From the above results, it can be confirmed that the ratio of malt in the raw material is less than 50% by weight, and the concentration of purine body is less than 5mg/100mL in beer-flavored alcoholic beverages. Enhance swelling and beer-like bitterness. Furthermore, by using adenosine in combination with a 40 kDa protein, an unexpected synergistic effect can be exhibited in the enhancement of swelling degree and beer-like bitterness. [industrial availability]

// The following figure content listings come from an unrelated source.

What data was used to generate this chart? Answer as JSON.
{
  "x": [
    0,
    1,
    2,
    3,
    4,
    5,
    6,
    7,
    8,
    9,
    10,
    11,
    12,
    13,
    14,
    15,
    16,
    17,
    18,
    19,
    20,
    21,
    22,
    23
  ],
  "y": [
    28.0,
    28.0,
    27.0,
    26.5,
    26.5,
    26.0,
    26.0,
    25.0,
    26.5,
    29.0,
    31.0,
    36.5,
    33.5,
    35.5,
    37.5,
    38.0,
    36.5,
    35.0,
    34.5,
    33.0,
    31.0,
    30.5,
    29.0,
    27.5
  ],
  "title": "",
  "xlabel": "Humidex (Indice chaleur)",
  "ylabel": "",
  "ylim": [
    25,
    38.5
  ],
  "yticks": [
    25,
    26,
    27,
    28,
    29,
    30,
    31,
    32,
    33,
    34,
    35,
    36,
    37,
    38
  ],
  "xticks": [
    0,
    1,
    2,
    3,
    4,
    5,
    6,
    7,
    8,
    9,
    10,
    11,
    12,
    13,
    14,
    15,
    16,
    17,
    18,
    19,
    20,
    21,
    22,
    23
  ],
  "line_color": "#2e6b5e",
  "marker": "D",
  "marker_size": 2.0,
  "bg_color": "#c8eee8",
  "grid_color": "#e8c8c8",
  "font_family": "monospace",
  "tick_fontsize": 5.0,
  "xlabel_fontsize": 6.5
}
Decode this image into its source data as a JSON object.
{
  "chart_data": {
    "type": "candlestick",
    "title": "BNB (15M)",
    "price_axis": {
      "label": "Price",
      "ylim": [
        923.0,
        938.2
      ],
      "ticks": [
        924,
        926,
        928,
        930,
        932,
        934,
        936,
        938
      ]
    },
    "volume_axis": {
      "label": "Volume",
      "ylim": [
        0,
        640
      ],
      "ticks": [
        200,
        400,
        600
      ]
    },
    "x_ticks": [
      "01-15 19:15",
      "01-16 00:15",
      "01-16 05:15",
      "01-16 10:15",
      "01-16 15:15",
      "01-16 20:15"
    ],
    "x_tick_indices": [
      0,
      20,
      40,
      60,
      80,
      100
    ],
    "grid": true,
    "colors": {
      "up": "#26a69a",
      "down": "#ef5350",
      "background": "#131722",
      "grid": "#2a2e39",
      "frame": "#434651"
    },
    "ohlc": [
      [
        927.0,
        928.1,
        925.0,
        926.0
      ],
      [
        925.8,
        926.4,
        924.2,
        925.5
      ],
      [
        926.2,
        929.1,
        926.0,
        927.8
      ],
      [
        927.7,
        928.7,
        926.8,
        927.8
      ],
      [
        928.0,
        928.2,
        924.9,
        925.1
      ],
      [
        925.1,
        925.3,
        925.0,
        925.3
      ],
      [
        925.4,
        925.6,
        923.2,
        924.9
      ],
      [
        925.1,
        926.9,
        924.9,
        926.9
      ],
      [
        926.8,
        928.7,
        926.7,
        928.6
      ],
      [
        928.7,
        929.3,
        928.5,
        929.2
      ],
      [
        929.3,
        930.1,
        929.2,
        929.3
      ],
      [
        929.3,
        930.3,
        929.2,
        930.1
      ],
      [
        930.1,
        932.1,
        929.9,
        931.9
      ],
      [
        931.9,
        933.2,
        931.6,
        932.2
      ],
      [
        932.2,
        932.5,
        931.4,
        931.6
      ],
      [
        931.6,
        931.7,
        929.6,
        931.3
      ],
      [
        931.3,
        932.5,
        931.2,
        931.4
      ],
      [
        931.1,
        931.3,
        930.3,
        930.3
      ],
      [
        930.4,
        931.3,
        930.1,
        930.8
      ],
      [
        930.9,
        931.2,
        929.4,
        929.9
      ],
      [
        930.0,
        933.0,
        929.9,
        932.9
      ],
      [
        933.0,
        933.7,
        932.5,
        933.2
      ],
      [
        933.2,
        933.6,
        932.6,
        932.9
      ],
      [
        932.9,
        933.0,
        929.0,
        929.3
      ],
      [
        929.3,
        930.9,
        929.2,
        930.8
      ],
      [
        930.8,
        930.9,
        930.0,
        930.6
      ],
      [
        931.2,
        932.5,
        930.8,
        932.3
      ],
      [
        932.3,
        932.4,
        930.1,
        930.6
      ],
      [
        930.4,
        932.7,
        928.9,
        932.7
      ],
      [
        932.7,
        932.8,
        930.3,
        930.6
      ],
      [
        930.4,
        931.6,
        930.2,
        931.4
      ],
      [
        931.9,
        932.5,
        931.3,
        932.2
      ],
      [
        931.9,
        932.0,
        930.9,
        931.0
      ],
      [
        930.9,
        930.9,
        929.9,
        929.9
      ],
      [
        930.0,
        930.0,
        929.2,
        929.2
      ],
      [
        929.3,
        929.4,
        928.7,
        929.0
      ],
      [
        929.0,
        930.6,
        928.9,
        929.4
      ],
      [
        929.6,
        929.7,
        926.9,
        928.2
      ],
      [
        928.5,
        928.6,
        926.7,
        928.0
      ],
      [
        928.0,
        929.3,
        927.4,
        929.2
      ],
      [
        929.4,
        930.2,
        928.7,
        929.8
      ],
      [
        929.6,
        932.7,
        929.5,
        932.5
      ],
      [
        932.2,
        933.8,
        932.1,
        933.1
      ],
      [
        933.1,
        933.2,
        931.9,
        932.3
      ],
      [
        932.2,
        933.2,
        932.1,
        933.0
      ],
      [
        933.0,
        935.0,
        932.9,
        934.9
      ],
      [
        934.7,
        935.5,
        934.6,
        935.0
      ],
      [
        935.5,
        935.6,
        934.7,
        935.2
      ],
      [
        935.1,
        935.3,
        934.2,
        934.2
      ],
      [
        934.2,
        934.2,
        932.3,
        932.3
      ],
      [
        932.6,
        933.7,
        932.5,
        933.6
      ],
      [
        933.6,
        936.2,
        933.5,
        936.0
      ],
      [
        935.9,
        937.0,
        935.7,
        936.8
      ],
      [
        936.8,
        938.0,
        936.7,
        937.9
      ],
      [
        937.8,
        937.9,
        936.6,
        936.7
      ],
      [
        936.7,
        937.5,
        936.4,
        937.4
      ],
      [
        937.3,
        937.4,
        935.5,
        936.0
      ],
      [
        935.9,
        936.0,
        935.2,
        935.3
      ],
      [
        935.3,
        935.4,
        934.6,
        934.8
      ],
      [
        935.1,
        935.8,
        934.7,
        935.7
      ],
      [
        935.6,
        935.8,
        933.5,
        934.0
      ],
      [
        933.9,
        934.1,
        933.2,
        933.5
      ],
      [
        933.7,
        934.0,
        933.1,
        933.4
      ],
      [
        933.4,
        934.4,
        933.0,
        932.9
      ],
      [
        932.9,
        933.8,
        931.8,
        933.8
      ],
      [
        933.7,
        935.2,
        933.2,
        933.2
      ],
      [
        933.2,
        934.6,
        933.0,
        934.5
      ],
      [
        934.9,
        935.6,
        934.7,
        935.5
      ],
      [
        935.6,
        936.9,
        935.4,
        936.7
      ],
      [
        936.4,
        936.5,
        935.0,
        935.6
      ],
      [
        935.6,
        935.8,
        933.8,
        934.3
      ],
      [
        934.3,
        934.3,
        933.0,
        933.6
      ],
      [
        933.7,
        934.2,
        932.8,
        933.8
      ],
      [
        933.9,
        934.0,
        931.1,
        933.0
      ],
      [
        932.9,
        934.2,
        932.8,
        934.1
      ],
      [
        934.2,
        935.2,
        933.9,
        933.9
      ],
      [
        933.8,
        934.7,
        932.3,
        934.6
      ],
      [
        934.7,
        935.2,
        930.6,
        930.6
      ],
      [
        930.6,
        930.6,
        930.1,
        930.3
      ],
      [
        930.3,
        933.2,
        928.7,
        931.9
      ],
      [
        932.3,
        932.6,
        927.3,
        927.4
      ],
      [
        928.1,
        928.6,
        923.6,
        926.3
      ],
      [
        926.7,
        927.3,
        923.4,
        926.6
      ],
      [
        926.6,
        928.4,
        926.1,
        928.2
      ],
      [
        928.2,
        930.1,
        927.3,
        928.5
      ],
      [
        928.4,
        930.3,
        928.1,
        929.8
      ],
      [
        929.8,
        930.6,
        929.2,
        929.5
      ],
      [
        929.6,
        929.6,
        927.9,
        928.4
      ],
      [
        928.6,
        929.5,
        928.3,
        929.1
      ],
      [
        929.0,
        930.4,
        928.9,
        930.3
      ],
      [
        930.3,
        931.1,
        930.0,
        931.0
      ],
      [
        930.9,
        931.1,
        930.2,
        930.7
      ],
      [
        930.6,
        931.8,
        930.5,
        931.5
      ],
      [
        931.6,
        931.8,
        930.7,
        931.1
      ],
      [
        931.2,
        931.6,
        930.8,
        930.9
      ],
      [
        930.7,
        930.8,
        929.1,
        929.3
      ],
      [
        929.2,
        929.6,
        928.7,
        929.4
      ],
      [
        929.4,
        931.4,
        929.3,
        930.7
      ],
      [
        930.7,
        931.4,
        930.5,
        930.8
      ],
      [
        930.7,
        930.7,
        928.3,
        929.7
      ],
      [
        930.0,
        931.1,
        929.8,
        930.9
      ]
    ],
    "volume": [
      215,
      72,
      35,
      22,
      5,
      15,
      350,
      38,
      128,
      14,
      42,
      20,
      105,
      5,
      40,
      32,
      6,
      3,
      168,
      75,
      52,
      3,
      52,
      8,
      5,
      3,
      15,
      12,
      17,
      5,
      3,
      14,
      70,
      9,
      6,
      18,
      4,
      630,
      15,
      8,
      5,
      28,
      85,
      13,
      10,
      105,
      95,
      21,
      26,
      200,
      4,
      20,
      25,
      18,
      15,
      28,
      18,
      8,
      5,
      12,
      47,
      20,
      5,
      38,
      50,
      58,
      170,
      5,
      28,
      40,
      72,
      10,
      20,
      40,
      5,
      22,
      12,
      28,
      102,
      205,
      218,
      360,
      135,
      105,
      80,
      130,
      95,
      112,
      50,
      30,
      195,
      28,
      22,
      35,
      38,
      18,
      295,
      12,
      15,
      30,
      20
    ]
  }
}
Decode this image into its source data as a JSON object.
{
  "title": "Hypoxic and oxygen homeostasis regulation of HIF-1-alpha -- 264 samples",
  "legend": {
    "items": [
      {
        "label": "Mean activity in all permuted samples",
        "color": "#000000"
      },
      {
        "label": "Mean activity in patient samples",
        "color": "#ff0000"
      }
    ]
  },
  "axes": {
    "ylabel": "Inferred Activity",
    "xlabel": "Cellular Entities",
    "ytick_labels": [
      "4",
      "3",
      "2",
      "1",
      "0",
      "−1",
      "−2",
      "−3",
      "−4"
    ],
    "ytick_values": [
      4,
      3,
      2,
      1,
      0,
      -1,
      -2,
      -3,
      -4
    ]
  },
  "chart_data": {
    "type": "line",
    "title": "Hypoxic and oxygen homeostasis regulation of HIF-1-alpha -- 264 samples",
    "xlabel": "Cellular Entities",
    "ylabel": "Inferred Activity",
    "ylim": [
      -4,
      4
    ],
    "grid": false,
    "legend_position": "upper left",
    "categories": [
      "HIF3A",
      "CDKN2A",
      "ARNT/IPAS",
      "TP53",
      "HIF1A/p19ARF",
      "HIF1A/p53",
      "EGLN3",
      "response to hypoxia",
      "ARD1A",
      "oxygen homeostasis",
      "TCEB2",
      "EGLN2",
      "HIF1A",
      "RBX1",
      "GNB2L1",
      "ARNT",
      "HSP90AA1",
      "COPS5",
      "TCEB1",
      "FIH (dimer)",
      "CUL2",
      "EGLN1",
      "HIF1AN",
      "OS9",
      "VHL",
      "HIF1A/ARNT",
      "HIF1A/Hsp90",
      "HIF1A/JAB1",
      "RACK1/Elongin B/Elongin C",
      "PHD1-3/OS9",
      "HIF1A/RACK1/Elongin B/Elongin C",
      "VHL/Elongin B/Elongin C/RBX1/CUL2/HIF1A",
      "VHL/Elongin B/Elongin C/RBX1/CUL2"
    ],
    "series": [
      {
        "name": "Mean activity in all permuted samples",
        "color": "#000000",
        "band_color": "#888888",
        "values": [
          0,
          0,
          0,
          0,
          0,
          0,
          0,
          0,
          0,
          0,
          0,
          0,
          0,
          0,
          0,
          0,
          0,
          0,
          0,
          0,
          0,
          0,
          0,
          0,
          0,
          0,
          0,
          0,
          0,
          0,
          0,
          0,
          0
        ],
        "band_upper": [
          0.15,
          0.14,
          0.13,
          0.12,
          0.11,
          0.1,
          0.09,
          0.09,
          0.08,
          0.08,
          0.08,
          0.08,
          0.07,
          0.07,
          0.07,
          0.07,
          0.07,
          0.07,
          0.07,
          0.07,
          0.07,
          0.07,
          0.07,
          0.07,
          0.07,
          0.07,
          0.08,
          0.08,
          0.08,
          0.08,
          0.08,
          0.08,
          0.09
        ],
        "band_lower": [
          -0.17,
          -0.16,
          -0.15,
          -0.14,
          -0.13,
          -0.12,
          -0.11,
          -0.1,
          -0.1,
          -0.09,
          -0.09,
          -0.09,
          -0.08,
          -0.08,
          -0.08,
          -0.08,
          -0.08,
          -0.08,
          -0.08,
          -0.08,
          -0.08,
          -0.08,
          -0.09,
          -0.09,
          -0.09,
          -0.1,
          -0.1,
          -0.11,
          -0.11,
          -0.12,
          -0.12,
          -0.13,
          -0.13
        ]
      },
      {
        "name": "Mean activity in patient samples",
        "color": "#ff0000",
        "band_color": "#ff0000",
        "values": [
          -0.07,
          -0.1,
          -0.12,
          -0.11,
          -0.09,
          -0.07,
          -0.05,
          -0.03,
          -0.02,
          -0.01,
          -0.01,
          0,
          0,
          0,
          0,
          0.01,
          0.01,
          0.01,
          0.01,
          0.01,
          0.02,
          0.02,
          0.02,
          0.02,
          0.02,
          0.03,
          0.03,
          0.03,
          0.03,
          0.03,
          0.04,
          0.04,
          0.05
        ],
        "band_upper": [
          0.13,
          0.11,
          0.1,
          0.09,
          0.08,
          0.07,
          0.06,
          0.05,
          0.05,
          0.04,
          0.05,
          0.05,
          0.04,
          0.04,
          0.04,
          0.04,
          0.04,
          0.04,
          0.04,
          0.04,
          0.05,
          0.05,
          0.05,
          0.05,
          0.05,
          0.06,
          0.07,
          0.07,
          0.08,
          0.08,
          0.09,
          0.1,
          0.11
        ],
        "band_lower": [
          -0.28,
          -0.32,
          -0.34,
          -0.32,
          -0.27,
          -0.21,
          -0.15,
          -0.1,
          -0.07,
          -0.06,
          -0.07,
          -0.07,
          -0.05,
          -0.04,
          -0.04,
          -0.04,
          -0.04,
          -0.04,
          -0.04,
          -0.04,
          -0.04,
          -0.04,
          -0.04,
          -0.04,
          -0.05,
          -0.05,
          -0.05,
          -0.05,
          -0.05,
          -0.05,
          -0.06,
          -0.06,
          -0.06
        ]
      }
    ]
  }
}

According to the present invention, it is possible to provide a beverage with enhanced swelling in a beer-flavored alcoholic beverage in which the proportion of malt in the raw material is less than 50% by weight. Furthermore, according to the present invention, it is possible to provide a beer-flavored alcoholic beverage in which the proportion of malt in the raw material is less than 50% by weight and the concentration of purines is less than 5 mg/100 mL, and the swelling degree and beer-like bitterness are enhanced.

Claims (4)

A beer-flavored alcoholic beverage, which is a beer-flavored alcoholic beverage in which the proportion of malt in the raw material is less than 50% by weight, the concentration of purine is less than 5mg/100mL, and the concentration of adenosine is 5-10ppm. A beer-flavored alcoholic beverage, which is a beer-flavored alcoholic beverage in which the proportion of malt in the raw material is less than 50% by weight, the concentration of purine is less than 5mg/100mL, and the concentration of adenosine is 12-18ppm. The beer-flavored alcoholic beverage according to claim 1 or 2, further comprising a protein with a molecular weight of 35 to 50 kDa, and the concentration of the protein is 1 ppm or more. The beer-flavored alcoholic beverage according to claim 3, wherein the concentration of the protein is 30 ppm or less.